02.12.2019 - 10:19 Uhr
TännesbergOberpfalz

Musiker eins mit dem Publikum

Florian Eckl beschert Tännesberg ein frühzeitiges Weihnachtsgeschenk. Am Ende zeugen Körbe voller Geldscheine von einer grandiosen Stunde.

Während des Benefizkonzerts wechseln die Akteure öfter die Plätze.
von Josef ForsterProfil

Viele Stunden investierte der junge Waldauer in die Vorbereitung seines besonderen Benefizkonzerts. Was es dabei alles zu hören und staunen gab, begeisterte das Publikum in der voll besetzten Pfarrkirche vom ersten bis zum letzten Augenblick. Weil letztlich auch die Spendenbereitschaft zugunsten der Kinderkrebshilfe großartig ausfiel, durften sich alle Beteiligten des Erfolgs sicher sein.

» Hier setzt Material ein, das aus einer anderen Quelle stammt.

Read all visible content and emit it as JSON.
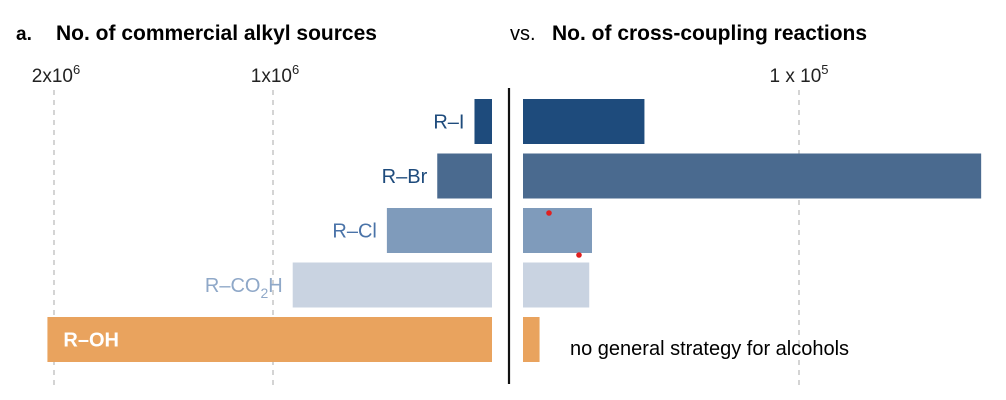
{
  "panel_label": "a.",
  "left_title": "No. of commercial alkyl sources",
  "vs_text": "vs.",
  "right_title": "No. of cross-coupling reactions",
  "annotation": "no general strategy for alcohols",
  "colors": {
    "R-I": "#1e4b7c",
    "R-Br": "#4a6a8f",
    "R-Cl": "#7f9bbb",
    "R-CO2H": "#c9d3e1",
    "R-OH": "#e9a35e",
    "label_R-I": "#1e4b7c",
    "label_R-Br": "#1e4b7c",
    "label_R-Cl": "#4a73a8",
    "label_R-CO2H": "#8fa8c8",
    "label_R-OH": "#ffffff",
    "marker": "#e02020"
  },
  "chart_data": [
    {
      "type": "bar",
      "orientation": "horizontal",
      "direction": "leftward",
      "title": "No. of commercial alkyl sources",
      "categories": [
        "R–I",
        "R–Br",
        "R–Cl",
        "R–CO2H",
        "R–OH"
      ],
      "category_keys": [
        "R-I",
        "R-Br",
        "R-Cl",
        "R-CO2H",
        "R-OH"
      ],
      "values": [
        80000,
        250000,
        480000,
        910000,
        2030000
      ],
      "xlim": [
        0,
        2100000
      ],
      "ticks": [
        {
          "value": 2000000,
          "base": "2x10",
          "exp": "6"
        },
        {
          "value": 1000000,
          "base": "1x10",
          "exp": "6"
        }
      ],
      "grid": "dashed vertical at ticks"
    },
    {
      "type": "bar",
      "orientation": "horizontal",
      "direction": "rightward",
      "title": "No. of cross-coupling reactions",
      "categories": [
        "R–I",
        "R–Br",
        "R–Cl",
        "R–CO2H",
        "R–OH"
      ],
      "category_keys": [
        "R-I",
        "R-Br",
        "R-Cl",
        "R-CO2H",
        "R-OH"
      ],
      "values": [
        44000,
        166000,
        25000,
        24000,
        6000
      ],
      "xlim": [
        0,
        172000
      ],
      "ticks": [
        {
          "value": 100000,
          "base": "1 x 10",
          "exp": "5"
        }
      ],
      "grid": "dashed vertical at ticks"
    }
  ]
}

Frische Musik paarte sich mit tollen Ideen bei der Präsentation. Da hatte sich einer gehörig etwas einfallen lassen. Allen voran Eckl selbst, der solo mit der Gitarre auf der rückwärtigen Empore das „O Heiland reiß die Himme auf“ anstimmte. Erst dann rückte der Chorraum in den Mittelpunkt, wo zunächst Pfarrer Wilhelm Bauer eine kurze Einführung gab und ein junges Frauenquartett sofort mit dem „Gloria in excelsis deo“ verzauberte. Die hellen Stimmen kamen von Emilie Eckl, Lisa-Marie Eckl, Sara Kellner und Sonja Völkl.

Mit Pachelbels „Kanon“ setzten die beiden Violinspielerinnen, Melanie Salavs und Sophia Simon, gleich noch eins drauf. Darin eingebettet sangen die vier Sängerinnen das „Noel“ und schufen die Basis für den Hörgenuss. Pure Abwechslung garantierte Eckl postwendend mit dem von ihm solo gesungenen italienischen Weihnachtslied „Caro Gesu Bambino“. Jenes moderne „Ave Maria“ folgte, in das es sich durch Sara Kellners höchste Vollendung einfach verlieben ließ.

Dann wechselte das Geschehen in die Mitte der Zuhörer mit dem Titel „Maria durch einen Dornwald ging“. Die äußert rhythmisch gehaltene Version entstand durch das Zusammenwirken von Lena Putzer, Florian Eckl und Berti Völkl als Gitarristen sowie Christian Helm (Cajon). Bunt gemischt, außergewöhnlich intoniert und liebevoll umgesetzt folgten weitere Höhepunkte unter Mitwirkung von Katja Schlosser, Martina Lang, Talina Winter und Hans-Josef Völkl.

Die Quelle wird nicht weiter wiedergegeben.